I really don't think your last statement there is true. I feel certain that every printed dictionary and encyclopedia in the world does do this in some form or another. This initialing isn't done for the purpose of assigning credit after publication, but for editorial purposes, before it is finalized. If I'm an editor or fellow writer and I have a question about something in a particular sentence, and I know that "ES" wrote it, I can ask her about it. If I don't know that, I can't discuss it with the person who put it there, and it's harder to figure out whether I should revise it, remove it, or leave it. It's responsible, rather than greedy, to say what you're changing, which is one nice thing about MediaWiki's automatic tracking of changes by username (if users are logged in). I put my initials into a definition for the same reason that, when I edit a text file and email it back to someone, I might put notes in brackets and my initials at the end of those notes. It might have been unnecessary given the way the software tracked changes, but lots of us were new to wikis at that point.

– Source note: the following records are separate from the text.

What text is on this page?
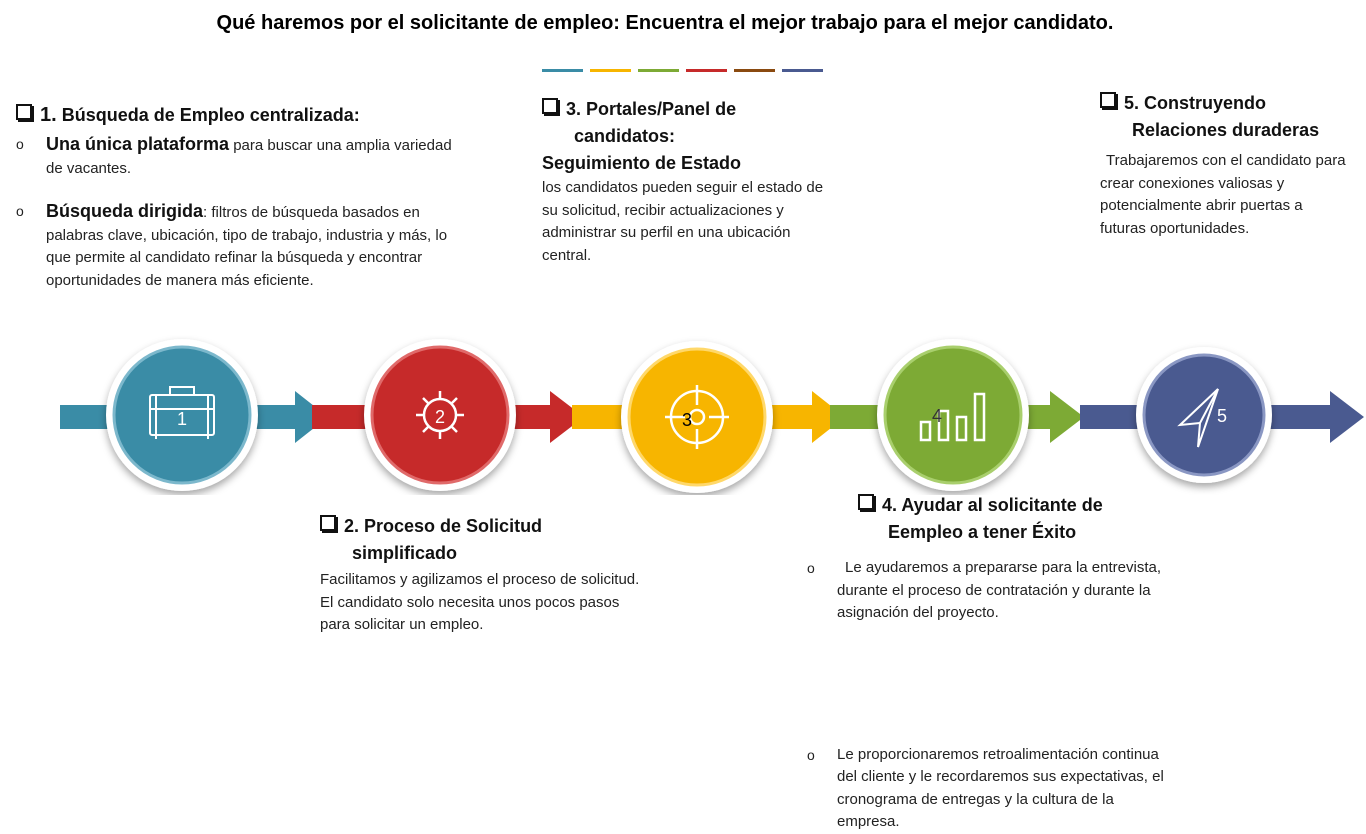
Qué haremos por el solicitante de empleo: Encuentra el mejor trabajo para el mejor candidato.
1. Búsqueda de Empleo centralizada:
o Una única plataforma para buscar una amplia variedad de vacantes.
o Búsqueda dirigida: filtros de búsqueda basados en palabras clave, ubicación, tipo de trabajo, industria y más, lo que permite al candidato refinar la búsqueda y encontrar oportunidades de manera más eficiente.
3. Portales/Panel de candidatos:
Seguimiento de Estado
los candidatos pueden seguir el estado de su solicitud, recibir actualizaciones y administrar su perfil en una ubicación central.
5. Construyendo Relaciones duraderas
Trabajaremos con el candidato para crear conexiones valiosas y potencialmente abrir puertas a futuras oportunidades.
1	2	3	4	5
2. Proceso de Solicitud simplificado
Facilitamos y agilizamos el proceso de solicitud. El candidato solo necesita unos pocos pasos para solicitar un empleo.
4. Ayudar al solicitante de Eempleo a tener Éxito
o Le ayudaremos a prepararse para la entrevista, durante el proceso de contratación y durante la asignación del proyecto.
o Le proporcionaremos retroalimentación continua del cliente y le recordaremos sus expectativas, el cronograma de entregas y la cultura de la empresa.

I don't think anyone was under the impression that the glossary entries in the printed book IF Theory would list all the contributors to each short definition, or even one contributor, were they? I could be wrong, but that would seem like an unreasonable expectation. Perhaps people think they will be acknowledged as having helped all together in a paragraph somewhere, which seems reasonable.

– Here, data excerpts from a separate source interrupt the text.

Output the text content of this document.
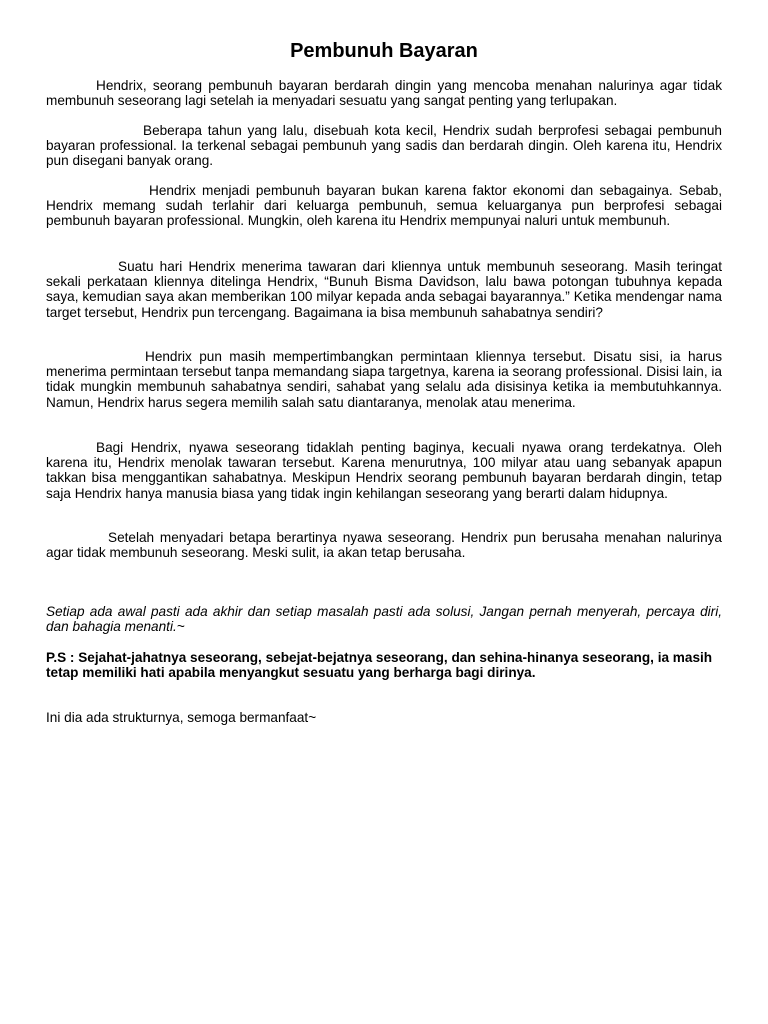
Pembunuh Bayaran

Hendrix, seorang pembunuh bayaran berdarah dingin yang mencoba menahan nalurinya agar tidak membunuh seseorang lagi setelah ia menyadari sesuatu yang sangat penting yang terlupakan.

Beberapa tahun yang lalu, disebuah kota kecil, Hendrix sudah berprofesi sebagai pembunuh bayaran professional. Ia terkenal sebagai pembunuh yang sadis dan berdarah dingin. Oleh karena itu, Hendrix pun disegani banyak orang.

Hendrix menjadi pembunuh bayaran bukan karena faktor ekonomi dan sebagainya. Sebab, Hendrix memang sudah terlahir dari keluarga pembunuh, semua keluarganya pun berprofesi sebagai pembunuh bayaran professional. Mungkin, oleh karena itu Hendrix mempunyai naluri untuk membunuh.

Suatu hari Hendrix menerima tawaran dari kliennya untuk membunuh seseorang. Masih teringat sekali perkataan kliennya ditelinga Hendrix, “Bunuh Bisma Davidson, lalu bawa potongan tubuhnya kepada saya, kemudian saya akan memberikan 100 milyar kepada anda sebagai bayarannya.” Ketika mendengar nama target tersebut, Hendrix pun tercengang. Bagaimana ia bisa membunuh sahabatnya sendiri?

Hendrix pun masih mempertimbangkan permintaan kliennya tersebut. Disatu sisi, ia harus menerima permintaan tersebut tanpa memandang siapa targetnya, karena ia seorang professional. Disisi lain, ia tidak mungkin membunuh sahabatnya sendiri, sahabat yang selalu ada disisinya ketika ia membutuhkannya. Namun, Hendrix harus segera memilih salah satu diantaranya, menolak atau menerima.

Bagi Hendrix, nyawa seseorang tidaklah penting baginya, kecuali nyawa orang terdekatnya. Oleh karena itu, Hendrix menolak tawaran tersebut. Karena menurutnya, 100 milyar atau uang sebanyak apapun takkan bisa menggantikan sahabatnya. Meskipun Hendrix seorang pembunuh bayaran berdarah dingin, tetap saja Hendrix hanya manusia biasa yang tidak ingin kehilangan seseorang yang berarti dalam hidupnya.

Setelah menyadari betapa berartinya nyawa seseorang. Hendrix pun berusaha menahan nalurinya agar tidak membunuh seseorang. Meski sulit, ia akan tetap berusaha.

Setiap ada awal pasti ada akhir dan setiap masalah pasti ada solusi, Jangan pernah menyerah, percaya diri, dan bahagia menanti.~

P.S : Sejahat-jahatnya seseorang, sebejat-bejatnya seseorang, dan sehina-hinanya seseorang, ia masih tetap memiliki hati apabila menyangkut sesuatu yang berharga bagi dirinya.

Ini dia ada strukturnya, semoga bermanfaat~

by gleaning information from two places and reformatting it for the IFWiki, I feel confident that I'm not violating any copyrights.

If you should not feel confident that something you added was added legally, you should really think about it and consider removing it from the wiki, not because I'm telling you to, but based on the agreement you made upon submitting that material and because you are exposing Dave to potential legal problems if you don't. If you, for instance, pieced together sentences from other people's writing without permission to do so, I would suspect that that was a copyright violation. You can of course include any facts that you learn from anywhere, if you write the text describing them yourself.

Finally, I am really sorry about your fears, disgust, horror, troubled imaginations, displeasure about the way other people have contributed to ifwiki, and the other negative parts of the internal narrative you included in your post. My belief is that a wiki is a collaborative writing system; for people to write together effectively, they need to discuss problems they have with the writing process or the overall direction of their project. I appreciate your starting the discussion, although I wish you had done it sooner. Please keep us actively in the loop about what you think of the project, and of other people's proposals and contributions, as we continue to work on ifwiki together.